The oral administration of therapeutic drugs is an easy and preferred route over other administration routes, however, there are certain aspects that need special attention. Bioavailability of oral drugs primarily depends on well-functioning digestive system and microbiota that colonize the digestive system. It has been proved that human microbiome composition plays an important role in drug and xenobiotic metabolism by means of various enzymatic reactions mediated by microbiota produced enzymes.
The occurrence of such interactions may have a complementary or opposite effect on the host’s enzymatic system ultimately affecting on pharmacological effects of administrated drugs. Some of the administrated drugs may be activated to its active form (in eg. Sulfasalazine can be transformed into 5-amino-5-salicylic acid in the course of gut inflammation disorders treating) or metabolically reactivated via bacterially expressed enzymes (like irinotecan by bacterial β-glucuronidase in cancer chemotherapy), whereas others may be inactivated (like digoxin) as a result of gut microbiota enzyme expression. While analyzing these connections, scientist has also noticed the occurrence of various enzyme competition. The most recognizable is the one between microbial p-cresol and host metabolites of administrated drug, like acetaminophen, for sulfotransferase 1A1 (SULT1 A1) that catalyze the conjugation of many hormones, drugs, and neurotransmitters.

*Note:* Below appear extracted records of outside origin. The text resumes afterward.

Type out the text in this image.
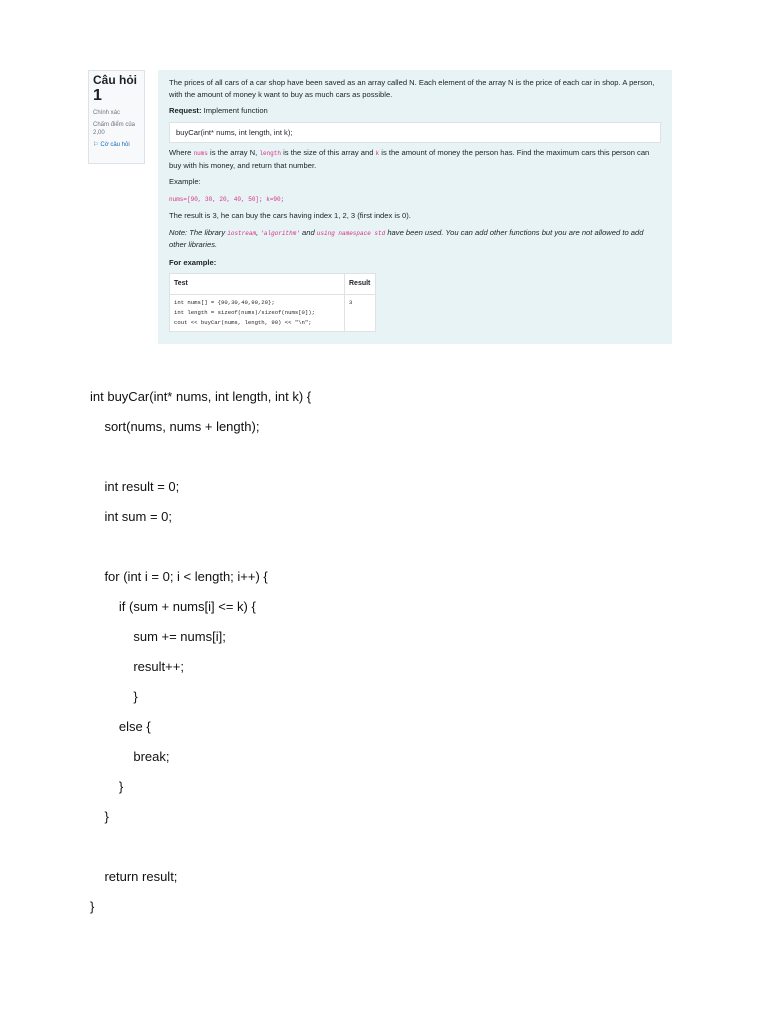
Câu hỏi
1
Chính xác
Chấm điểm của 2,00
⚐ Cờ câu hỏi

The prices of all cars of a car shop have been saved as an array called N. Each element of the array N is the price of each car in shop. A person, with the amount of money k want to buy as much cars as possible.

Request: Implement function

buyCar(int* nums, int length, int k);

Where nums is the array N, length is the size of this array and k is the amount of money the person has. Find the maximum cars this person can buy with his money, and return that number.

Example:

nums=[90, 30, 20, 40, 50]; k=90;

The result is 3, he can buy the cars having index 1, 2, 3 (first index is 0).

Note: The library iostream, 'algorithm' and using namespace std have been used. You can add other functions but you are not allowed to add other libraries.

For example:

Test	Result

int nums[] = {90,30,40,90,20};
int length = sizeof(nums)/sizeof(nums[0]);
cout << buyCar(nums, length, 90) << "\n";	3
int buyCar(int* nums, int length, int k) {
sort(nums, nums + length);
int result = 0;
int sum = 0;
for (int i = 0; i < length; i++) {
if (sum + nums[i] <= k) {
sum += nums[i];
result++;
}
else {
break;
}
}
return result;
}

The number of known interplays between gut microbiota and pharmaceutically active compounds has been described for more than 50 widely used drugs, and due to the extended research, the total number continues to grow. Gaining knowledge about these microbial enzymes and understanding molecular mechanism that undergoes in the intestine is essential for better control of the pharmacokinetic action of commonly prescribed pharmaceuticals, and thus improving the efficiency of pharmaceutical treatment.